Part 1: Important Chapters
- Chapter 2: This chapter begins to show the plot; Hester Prynne committed adultery and then had an illegitimate child, and is now to be publicly shunned for her sins. This chapter also characterizes Hester as a shameful woman; at the end of the chapter it says “she turned her eyes downward at the scarlet letter...to assure herself that the infant and the shame were real. Yes! These were her realities.” The theme of sin and consequence play a major part in this whole novel, especially this chapter, because it sets an ominous tone and gives readers a feel of how life was in this puritan town. Hester committed a sin, and it is a social norm in this town to publicly shame those who have sinned. Her consequences such as being shunned and shamed are because of her sins, and she will now always be judged.
- Chapter 3: This chapter continues the same themes, however it provides more characterization and adds to the plot of the novel. Readers learn that the town does not know who the father of Hester's child is, and Hester is not going to confess. “‘I will not speak!’ answered Hester…’And my child must seek a heavenly father; she shall never know an earthly one!’” This quote characterizes Hester as still a religious woman despite her sins, and an honest/trustworthy woman as well. She will not throw her daughter’s father under the bus and confess what he did, instead, she allows him to come to his own decision on whether or not he will confess his own sin himself.
- Chapter 9: In this chapter, new themes and new additions into the plot are introduced, as well as characterization. This chapter begins to discuss Dimmesdale (Pearl’s father) and his health problems; him mainly grabbing at his chest because his heart “pains him.” right where Hester holds her scarlet “A”. This portrays Dimmesdale’s regret (as well as the theme of regret being harmful) and characterizes him as a very guilty and self conscious person who regrets the fact that he never came out and admitted his sins. His guilty conscious and regret is beginning to take a toll on his health. Chillingworth (Hester’s husband), however, knows what Dimmesdale has done, and is determined to plot his revenge. Chillingworth is a very angry and unforgiving person who refuses to accept the sins Hester and Dimmesdale committed, therefore, plans to torment Dimmesdale.
- Chapter 23: In chapter 23, the themes “everyone has hidden sin” and “regret can be harmful” show all throughout. The plot comes to a conclusion; Dimmesdale finally confesses his sin in front of all the townspeople with Hester and Pearl. His guilt and regret became too much for him to handle. Dimmesdale is too honest of a character to continue to let this hidden sin go on. After this confession, Pearl finally gives Dimmesdale a kiss, and is happy he finally admitted it. Chillingworth is extremely mad that he no longer has control on Dimmesdale anymore. His revenge will no longer serve any purpose now that everyone knows about the secret sin. CHillingworth is still a bitter and angry person regardless.
"The scarlet letter burned on Hester Prynne's bosom.
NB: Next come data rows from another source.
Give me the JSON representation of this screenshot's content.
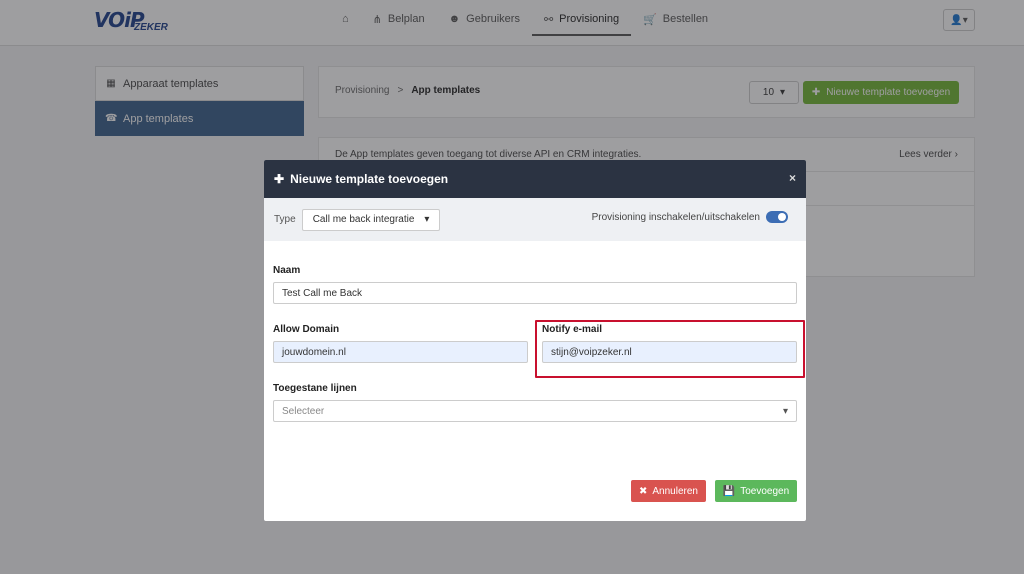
{
  "logo": {
    "main": "VOiP",
    "sub": "ZEKER"
  },
  "nav": {
    "items": [
      {
        "label": "",
        "icon": "home-icon"
      },
      {
        "label": "Belplan",
        "icon": "sitemap-icon"
      },
      {
        "label": "Gebruikers",
        "icon": "users-icon"
      },
      {
        "label": "Provisioning",
        "icon": "network-icon"
      },
      {
        "label": "Bestellen",
        "icon": "cart-icon"
      }
    ],
    "active": "Provisioning"
  },
  "sidebar": {
    "items": [
      {
        "label": "Apparaat templates",
        "icon": "device-icon"
      },
      {
        "label": "App templates",
        "icon": "phone-square-icon"
      }
    ]
  },
  "breadcrumb": {
    "parent": "Provisioning",
    "separator": ">",
    "current": "App templates"
  },
  "toolbar": {
    "page_size": "10",
    "add_label": "Nieuwe template toevoegen"
  },
  "info": {
    "text": "De App templates geven toegang tot diverse API en CRM integraties.",
    "more": "Lees verder"
  },
  "modal": {
    "title": "Nieuwe template toevoegen",
    "type_label": "Type",
    "type_value": "Call me back integratie",
    "toggle_label": "Provisioning inschakelen/uitschakelen",
    "toggle_on": true,
    "naam_label": "Naam",
    "naam_value": "Test Call me Back",
    "allow_label": "Allow Domain",
    "allow_value": "jouwdomein.nl",
    "notify_label": "Notify e-mail",
    "notify_value": "stijn@voipzeker.nl",
    "lijnen_label": "Toegestane lijnen",
    "lijnen_placeholder": "Selecteer",
    "cancel_label": "Annuleren",
    "submit_label": "Toevoegen"
  },
  "colors": {
    "accent_green": "#72b634",
    "sidebar_active": "#3a5f8a",
    "modal_header": "#2b3342",
    "highlight_red": "#c8102e",
    "cancel_red": "#d9534f",
    "submit_green": "#5cb85c"
  }
}
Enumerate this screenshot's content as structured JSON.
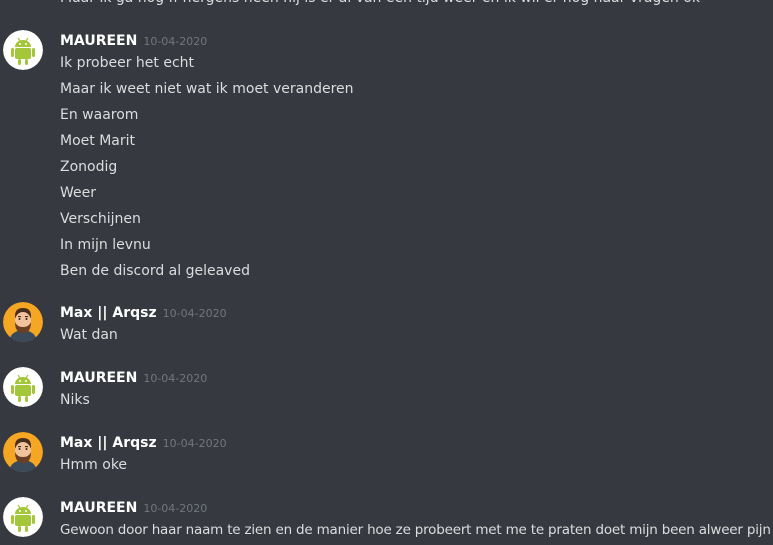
{
  "cutoff_text": "Maar ik ga nog ff nergens heen hij is er al van een tijd weer en ik wil er nog naar vragen ok",
  "messages": [
    {
      "username": "MAUREEN",
      "timestamp": "10-04-2020",
      "avatar": "android-avatar-icon",
      "lines": [
        "Ik probeer het echt",
        "Maar ik weet niet wat ik moet veranderen",
        "En waarom",
        "Moet Marit",
        "Zonodig",
        "Weer",
        "Verschijnen",
        "In mijn levnu",
        "Ben de discord al geleaved"
      ]
    },
    {
      "username": "Max || Arqsz",
      "timestamp": "10-04-2020",
      "avatar": "bearded-man-avatar-icon",
      "lines": [
        "Wat dan"
      ]
    },
    {
      "username": "MAUREEN",
      "timestamp": "10-04-2020",
      "avatar": "android-avatar-icon",
      "lines": [
        "Niks"
      ]
    },
    {
      "username": "Max || Arqsz",
      "timestamp": "10-04-2020",
      "avatar": "bearded-man-avatar-icon",
      "lines": [
        "Hmm oke"
      ]
    },
    {
      "username": "MAUREEN",
      "timestamp": "10-04-2020",
      "avatar": "android-avatar-icon",
      "lines": [
        "Gewoon door haar naam te zien en de manier hoe ze probeert met me te praten doet mijn been alweer pijn"
      ]
    }
  ],
  "colors": {
    "background": "#36393f",
    "username": "#ffffff",
    "timestamp": "#72767d",
    "text": "#dcddde",
    "android_green": "#a4c639",
    "avatar_orange": "#f5a623"
  }
}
Here was another ruin, the responsibility of which came partly home to her."
- A major characteristic of dark romanticism/dark literature is the belief that people were far from good, and people are prone to sin. Hester, Chillingworth, and Dimmesdale are proof that people are more bad than they are good, and their sins prove that humans are prone to sin, especially because even the minister was an adulterer.
- Nathaniel Hawthorne is a major author of dark romanticism and he is the author of The Scarlet Letter.
- Woods are a very common image/element of dark romanticism, which is a big part of the scarlet letter; lots of the setting in this novel was in the woods.
- Dark Romantics see truth to be evil and sinful, and that is the case in this novel. The truth behind who Pearl's father was, and the truth behing Chillingworth's revenge is all very sinful.
- Blood red is a popular color/image in dark romanticism. Hester's scarlet letter is similar to this color.
- "Repressed fears and desires, memory of past crime or sin" Hester's sins were because of her desires and it is a memory that neither her, DImmesdale, or Chillingworth will ever forget.
- "Puritan Moral Gothic" Hester went against her puritan morals.
In the novel, The Scarlet Letter, by Nathaniel Hawthorne, there is a character named Dimmesdale who is pulled by two compelling desires. He was stuck between deciding to confess his sin or to hide it.